OS HERÓIS DA LIBERDADE

Nos anos 50, o Brasil ensaiou seus primeiros passos em direção a sua própria independência. Em 1951, Jorge Amado ganhava o Premio Stalin de Literatura, em Moscou, e o filme O Cangaceiro, de Lima Barreto, era premiado no Festival de Cannes, em 1953. Três anos depois, Candido Portinari pintava o mural Guerra e Paz, para a sede da ONU, em Nova York, e em 1958 surge a Bossa Nova, que encantou os americanos.

Nesta década, os brasileiros assistiam ao choque de duas correntes contrárias. De um lado, uma grande nostalgia do passado, de outro, a ânsia de inaugurar o futuro. Homens e mulheres, então jovens ou crianças, sofreram na pele um até então crônico problema brasileiro: a dupla personalidade, que nos fez atravessar, ao longo dos anos, crises opostas de depressão e euforia nacional. Éramos ainda semi independentes.

Alguns seguiram Maísa entoando que “meu mundo caiu” porque “ninguém me ama, ninguém me quer”. Outros extrapolavam, e suplicavam “risque o meu nome do seu caderno, que eu não suporto o inferno do amor fracassado”. Os otimistas, erguiam Brasília num deserto central e começavam a enviar ao mundo sinais que tínhamos luz própria. Música, cinema, pintura e literatura como genuína expressão nacional.

Faltava, entretanto, para o grito definitivo de liberdade, um feito que colocasse o mundo aos nossos pés e, ao mesmo tempo, levasse nossos sentimentos para ruas a comemorar a própria conquista. Martha Rocha chegou perto, mas faltaram duas polegadas, e Guimarães Rosa bateu na trave quando escreveu Grande Sertão : Veredas. Até então, tentaram nos impor outras datas, engolidas goela abaixo, comemoradas com um Engov antes, um depois. Por decreto, feriados, desfiles cívicos foram criados, apenas esqueceram de mexer com o íntimo da população, que solenemente os desprezavam. Os presidentes ficavam na tribuna, tanques e soldados desfilavam e o brasileiro ficava em casa comendo seu churrasco.

Uma data, 22 de abril, era para dizer que fomos descobertos. Não pegou porque fomos ocupados. Independentes no dia 7 de Setembro, que nada, como exílio de monarquias acuadas, eles sim, os portugueses, clamavam por liberdade. E se houve abolição no 13 de Maio, esqueceram de avisar os porteiros das arenas da Copa, pois eles não deixaram um só negro ser avistado nos telões.

Como num passe de mágica, finalmente em 29 de Junho de 1958, 11 soldados capitaneados pelo marechal Vicente Feola, invadem a Europa e ganham de todo mundo na Suécia.
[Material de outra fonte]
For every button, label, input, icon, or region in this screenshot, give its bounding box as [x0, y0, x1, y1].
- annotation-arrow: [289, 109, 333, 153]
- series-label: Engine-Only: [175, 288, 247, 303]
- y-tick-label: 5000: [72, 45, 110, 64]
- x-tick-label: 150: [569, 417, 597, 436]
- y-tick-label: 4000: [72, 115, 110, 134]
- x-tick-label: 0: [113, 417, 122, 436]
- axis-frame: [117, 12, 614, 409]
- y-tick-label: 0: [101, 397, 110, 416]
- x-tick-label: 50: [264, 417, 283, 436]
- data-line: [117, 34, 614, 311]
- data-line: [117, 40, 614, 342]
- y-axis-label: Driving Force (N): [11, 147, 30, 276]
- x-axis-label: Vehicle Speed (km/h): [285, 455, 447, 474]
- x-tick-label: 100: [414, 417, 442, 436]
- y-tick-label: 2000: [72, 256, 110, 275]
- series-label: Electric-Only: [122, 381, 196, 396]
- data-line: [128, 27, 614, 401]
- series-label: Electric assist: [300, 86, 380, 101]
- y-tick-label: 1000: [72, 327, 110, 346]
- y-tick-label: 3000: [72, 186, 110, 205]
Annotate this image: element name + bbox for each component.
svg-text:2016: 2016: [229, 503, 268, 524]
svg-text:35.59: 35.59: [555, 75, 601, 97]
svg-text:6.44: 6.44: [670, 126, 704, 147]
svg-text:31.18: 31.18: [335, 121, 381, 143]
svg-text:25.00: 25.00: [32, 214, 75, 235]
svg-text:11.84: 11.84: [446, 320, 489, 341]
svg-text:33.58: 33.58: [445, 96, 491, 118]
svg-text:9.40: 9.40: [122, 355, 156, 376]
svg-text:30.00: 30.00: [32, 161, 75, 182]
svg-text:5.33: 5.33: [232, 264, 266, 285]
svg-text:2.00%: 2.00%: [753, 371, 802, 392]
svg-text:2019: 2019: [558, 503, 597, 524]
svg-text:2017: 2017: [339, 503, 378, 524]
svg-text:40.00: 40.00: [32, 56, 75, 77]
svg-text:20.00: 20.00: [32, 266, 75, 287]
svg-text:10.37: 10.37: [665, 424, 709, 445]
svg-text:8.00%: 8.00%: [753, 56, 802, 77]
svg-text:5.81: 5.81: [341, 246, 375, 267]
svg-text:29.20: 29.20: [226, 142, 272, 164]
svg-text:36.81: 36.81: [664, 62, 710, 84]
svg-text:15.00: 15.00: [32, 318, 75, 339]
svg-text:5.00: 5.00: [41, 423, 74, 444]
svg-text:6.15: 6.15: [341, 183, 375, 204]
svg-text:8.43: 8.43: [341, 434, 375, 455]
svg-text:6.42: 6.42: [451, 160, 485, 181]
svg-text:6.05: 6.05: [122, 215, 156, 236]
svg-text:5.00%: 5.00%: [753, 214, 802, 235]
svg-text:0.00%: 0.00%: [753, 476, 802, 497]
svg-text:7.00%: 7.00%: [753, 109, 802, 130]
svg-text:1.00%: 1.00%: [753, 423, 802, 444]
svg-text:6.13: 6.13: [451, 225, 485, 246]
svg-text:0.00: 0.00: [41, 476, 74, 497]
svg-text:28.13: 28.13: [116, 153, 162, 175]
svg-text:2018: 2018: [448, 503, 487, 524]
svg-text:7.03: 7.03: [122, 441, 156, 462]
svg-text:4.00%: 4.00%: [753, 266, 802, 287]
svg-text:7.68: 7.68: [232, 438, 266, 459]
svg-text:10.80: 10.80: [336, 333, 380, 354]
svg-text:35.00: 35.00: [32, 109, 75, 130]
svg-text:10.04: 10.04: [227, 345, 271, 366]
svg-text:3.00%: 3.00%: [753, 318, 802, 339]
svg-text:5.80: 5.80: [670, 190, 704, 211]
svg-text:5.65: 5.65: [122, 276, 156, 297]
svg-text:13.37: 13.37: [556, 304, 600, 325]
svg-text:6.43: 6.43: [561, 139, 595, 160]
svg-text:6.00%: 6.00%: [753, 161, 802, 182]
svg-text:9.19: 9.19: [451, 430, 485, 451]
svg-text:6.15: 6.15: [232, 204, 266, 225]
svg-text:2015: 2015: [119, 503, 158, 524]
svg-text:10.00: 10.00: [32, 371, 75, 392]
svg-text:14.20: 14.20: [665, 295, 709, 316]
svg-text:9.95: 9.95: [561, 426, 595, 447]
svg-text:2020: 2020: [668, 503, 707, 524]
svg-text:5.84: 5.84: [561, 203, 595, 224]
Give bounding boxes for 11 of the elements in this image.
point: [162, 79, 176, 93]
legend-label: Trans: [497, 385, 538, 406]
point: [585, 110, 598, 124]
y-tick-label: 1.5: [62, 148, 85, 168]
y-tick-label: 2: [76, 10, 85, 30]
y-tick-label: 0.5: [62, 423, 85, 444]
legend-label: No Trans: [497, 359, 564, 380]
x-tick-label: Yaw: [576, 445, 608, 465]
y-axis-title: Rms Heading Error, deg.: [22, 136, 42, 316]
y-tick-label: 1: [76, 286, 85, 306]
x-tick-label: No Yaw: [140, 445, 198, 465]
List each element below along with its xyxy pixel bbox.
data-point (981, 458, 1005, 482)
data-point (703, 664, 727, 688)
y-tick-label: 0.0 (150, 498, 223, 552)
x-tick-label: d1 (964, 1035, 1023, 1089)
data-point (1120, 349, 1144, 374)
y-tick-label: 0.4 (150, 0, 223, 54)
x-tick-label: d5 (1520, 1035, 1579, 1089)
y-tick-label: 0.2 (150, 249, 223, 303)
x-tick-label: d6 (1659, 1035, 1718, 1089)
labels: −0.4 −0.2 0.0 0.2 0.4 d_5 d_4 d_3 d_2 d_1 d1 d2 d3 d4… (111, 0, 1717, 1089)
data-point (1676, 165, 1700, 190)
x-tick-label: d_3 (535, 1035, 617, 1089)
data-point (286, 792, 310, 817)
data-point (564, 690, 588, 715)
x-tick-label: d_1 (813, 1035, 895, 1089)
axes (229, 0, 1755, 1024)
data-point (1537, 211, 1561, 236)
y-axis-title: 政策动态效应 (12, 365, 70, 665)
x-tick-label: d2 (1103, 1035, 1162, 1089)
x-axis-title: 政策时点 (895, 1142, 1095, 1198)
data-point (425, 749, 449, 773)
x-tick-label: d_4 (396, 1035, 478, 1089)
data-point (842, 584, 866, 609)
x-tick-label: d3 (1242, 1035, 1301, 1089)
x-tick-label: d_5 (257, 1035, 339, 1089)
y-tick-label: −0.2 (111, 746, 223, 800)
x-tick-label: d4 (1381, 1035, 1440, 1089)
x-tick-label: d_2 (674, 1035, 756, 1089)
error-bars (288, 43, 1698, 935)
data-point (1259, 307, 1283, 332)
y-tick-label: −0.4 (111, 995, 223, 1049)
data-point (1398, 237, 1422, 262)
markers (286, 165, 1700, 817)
Não com armas, mas na bola. A seleção brasileira de futebol, formada por mestiços, sem a ingerência do FMI, sem qualquer influência das revoluções francesas ou industriais, encanto o mundo com seu talento e derrota a seleção da casa se tornando campeã mundial de futebol.

Portanto, não foi o “Terra à vista!”, de Cabral, “O independência ou Morte”, de D. Pedro I, ou a pseudo liberdade concedida pela redentora o brado da nossa independência. Foi o “A taça do mundo é nossa!” entoada por um paulista, Hideraldo Luís Bellini, em meio a todos aqueles heróis da nossa liberdade. Desde então, a cada jogo dos nossos heróis, o povo brasileiro desfila pelas ruas erguendo sua bandeira, entoando seus hinos, desfilando, como em nenhuma outra data, seu amor à nação. Sendo assim, revogam-se as disposições contraditórias e seja

decretado oficialmente o dia 29 de Junho de 1958 como o verdadeiro dia da nossa independência. O dia que passamos a ter, de verdade, orgulho de ser brasileiros.

José Roberto Padilha é jornalista, ex-atleta do Fluminense, Flamengo, Santa Cruz e Americano, entre outros.